A nurse is caring for a laboring person who is in the second stage of labor. What is the most appropriate nursing intervention during this stage?
- A. coach the person through controlled pushing
- B. assist with spontaneous pushing
- C. assist with deep breathing
- D. offer non-pharmacological pain relief
Correct Answer: B
Rationale: The correct answer is B because in the second stage of labor, it is appropriate to assist the laboring person with spontaneous pushing to facilitate the descent of the baby through the birth canal. Controlled pushing (choice A) may cause fatigue and unnecessary strain. Deep breathing (choice C) is more suitable for the first stage of labor. Non-pharmacological pain relief (choice D) can be helpful but is not the priority in the second stage when the focus should be on pushing effectively.
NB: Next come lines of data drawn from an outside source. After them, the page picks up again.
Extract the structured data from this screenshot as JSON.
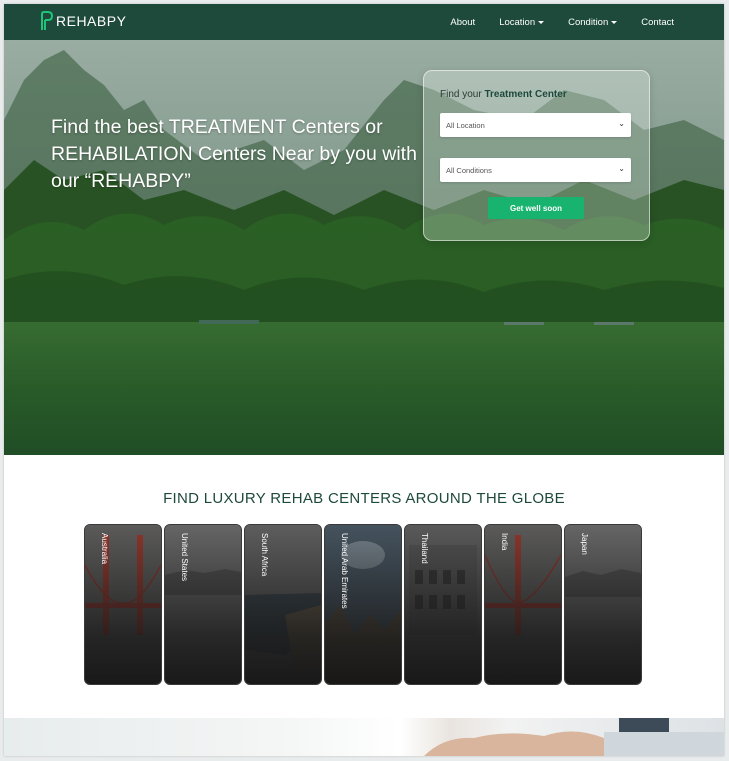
{
  "brand": {
    "name": "REHABPY",
    "accent": "#1e4a3c",
    "button_color": "#18b36f"
  },
  "nav": {
    "links": [
      {
        "label": "About",
        "has_dropdown": false
      },
      {
        "label": "Location",
        "has_dropdown": true
      },
      {
        "label": "Condition",
        "has_dropdown": true
      },
      {
        "label": "Contact",
        "has_dropdown": false
      }
    ]
  },
  "hero": {
    "heading": "Find the best TREATMENT Centers or REHABILATION Centers Near by you with our “REHABPY”"
  },
  "search": {
    "title_prefix": "Find your",
    "title_highlight": "Treatment Center",
    "location_value": "All Location",
    "condition_value": "All Conditions",
    "submit_label": "Get well soon"
  },
  "globe": {
    "title": "FIND LUXURY REHAB CENTERS AROUND THE GLOBE",
    "countries": [
      {
        "name": "Australia",
        "icon": "bridge-image"
      },
      {
        "name": "United States",
        "icon": "cliff-image"
      },
      {
        "name": "South Africa",
        "icon": "coast-image"
      },
      {
        "name": "United Arab Emirates",
        "icon": "rocks-image"
      },
      {
        "name": "Thailand",
        "icon": "colosseum-image"
      },
      {
        "name": "India",
        "icon": "bridge-image"
      },
      {
        "name": "Japan",
        "icon": "cliff-image"
      }
    ]
  }
}
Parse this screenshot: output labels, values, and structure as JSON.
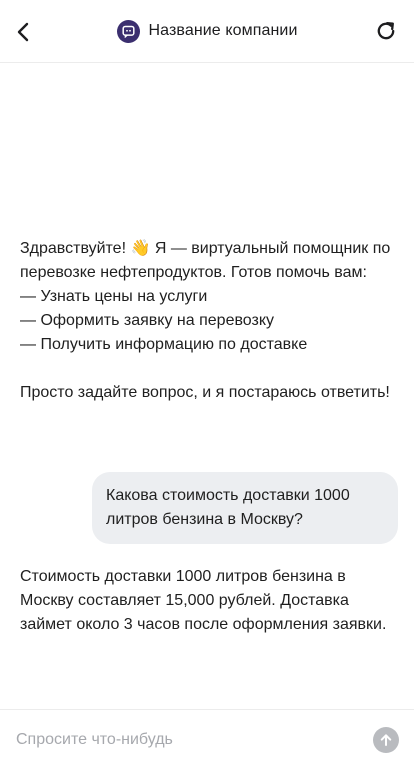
{
  "header": {
    "back_icon": "chevron-left-icon",
    "logo_icon": "chat-bubble-icon",
    "title": "Название компании",
    "refresh_icon": "refresh-icon",
    "logo_color": "#3b2f6f"
  },
  "messages": [
    {
      "role": "bot",
      "text": "Здравствуйте! 👋 Я — виртуальный помощник по перевозке нефтепродуктов. Готов помочь вам:\n— Узнать цены на услуги\n— Оформить заявку на перевозку\n— Получить информацию по доставке\n\nПросто задайте вопрос, и я постараюсь ответить!"
    },
    {
      "role": "user",
      "text": "Какова стоимость доставки 1000 литров бензина в Москву?"
    },
    {
      "role": "bot",
      "text": "Стоимость доставки 1000 литров бензина в Москву составляет 15,000 рублей. Доставка займет около 3 часов после оформления заявки."
    }
  ],
  "input": {
    "placeholder": "Спросите что-нибудь",
    "value": "",
    "send_icon": "arrow-up-icon"
  },
  "colors": {
    "user_bubble": "#eceef1",
    "send_button": "#b9bbbf",
    "placeholder": "#a6a8ad"
  }
}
A woman in labor requests an epidural. What should the nurse assess before administering the epidural?
- A. Cervical dilation
- B. Maternal blood pressure
- C. Fetal heart rate
- D. Maternal temperature
Correct Answer: B
Rationale: The correct answer is B: Maternal blood pressure. Before administering an epidural, it is crucial to assess the maternal blood pressure to ensure it is within the normal range. Hypotension can occur as a common side effect of epidural anesthesia, which can lead to decreased placental perfusion and compromise fetal oxygenation. Assessing maternal blood pressure helps in preventing potential complications.
Incorrect choices:
A: Cervical dilation - Not directly related to the administration of an epidural.
C: Fetal heart rate - Important but not the immediate assessment needed before administering an epidural.
D: Maternal temperature - While it is important in general assessment, it is not specifically required before giving an epidural.
A nurse is educating a pregnant patient at 32 weeks gestation about safe physical activity. Which of the following recommendations should the nurse prioritize?
- A. Perform strenuous exercise to strengthen muscles and improve endurance.
- B. Engage in moderate exercise, such as walking or swimming, to maintain health.
- C. Avoid all physical activity during pregnancy to reduce the risk of complications.
- D. Engage in high-impact exercises to strengthen bones and joints.
Correct Answer: B
Rationale: The correct answer is B because engaging in moderate exercise like walking or swimming is recommended for pregnant patients at 32 weeks gestation. This type of activity helps maintain health without putting excessive strain on the body. Strenuous exercises (Choice A) may increase the risk of injury or complications during pregnancy. Avoiding all physical activity (Choice C) can lead to decreased muscle tone and potential complications. High-impact exercises (Choice D) can be too harsh on the joints and bones during pregnancy. Therefore, moderate exercise is the safest and most beneficial option for pregnant patients at this stage.